To assess progress of neonatal intensive care units (NICUs) participating in the Vermont Oxford Network iNICQ 2015: Alarm Safety Collaborative in achieving Joint Commission 2014 alarm safety goals with respect to oximeters, and to compare patient-level oxygen saturation (SpO2) and oximeter alarm data to local policies.STUDY DESIGN:
Prospective multicenter audits in February and August 2015 assessed implementation of policies addressing Joint Commission 2014 Alarm Safety goals, and ascertained SpO2 targets, oximeter alarm settings and compliance with policy-specified SpO2 targets and alarms.RESULTS:
Eighty-six NICUs completed both audits.
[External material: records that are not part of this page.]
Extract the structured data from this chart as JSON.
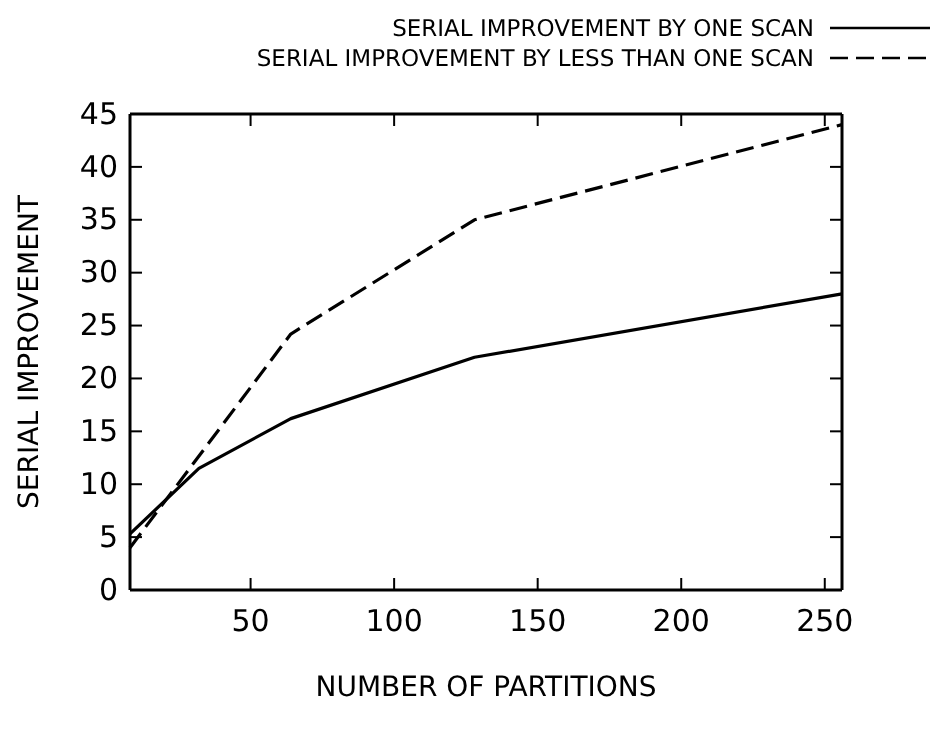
{
  "chart_data": {
    "type": "line",
    "xlabel": "NUMBER OF PARTITIONS",
    "ylabel": "SERIAL IMPROVEMENT",
    "x": [
      8,
      32,
      64,
      128,
      256
    ],
    "series": [
      {
        "name": "SERIAL IMPROVEMENT BY ONE SCAN",
        "color": "#000000",
        "line_style": "solid",
        "values": [
          5.3,
          11.5,
          16.2,
          22,
          28
        ]
      },
      {
        "name": "SERIAL IMPROVEMENT BY LESS THAN ONE SCAN",
        "color": "#000000",
        "line_style": "dashed",
        "x": [
          8,
          64,
          128,
          256
        ],
        "values": [
          4,
          24.2,
          35,
          44
        ]
      }
    ],
    "xlim": [
      8,
      256
    ],
    "xticks": [
      50,
      100,
      150,
      200,
      250
    ],
    "ylim": [
      0,
      45
    ],
    "yticks": [
      0,
      5,
      10,
      15,
      20,
      25,
      30,
      35,
      40,
      45
    ],
    "legend": "top right",
    "grid": false,
    "marker": "none"
  }
}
Of 13 policies addressing mandated goals, median (interquartile range) 8 (5, 9) policies were implemented at audit 1 and 9 (6, 11) at audit 2 (P = 0.004). At audit 1, 28 NICUs had implemented ≥ 9 policies versus 47 at audit 2. For 794 infants < 31 weeks gestation, < 36 weeks postmenstrual age, and on supplemental oxygen, median SpO2 target lower limit was 88% (interquartile range 87%, 90%; range 75% to 94%), upper limit 95% (interquartile range 94%, 96%; range 85% to 100%). High oximeter alarm was set according to local policy for 63% of infants, for whom SpO2 >97% was less frequent than when high alarm was not set to policy (10.1% vs 21.5%, P = 0.006).CONCLUSIONS:
Participating NICUs showed significant progress between audits in their implementation of Joint Commission Alarm Safety goals for oximeter monitoring. Oximeter high alarm not set per local policy is associated with increased hyperoxemia in preterm infants. Recommendations to standardize oxygen saturation targets for infants at risk for oxygenation-related outcomes have not been widely adopted.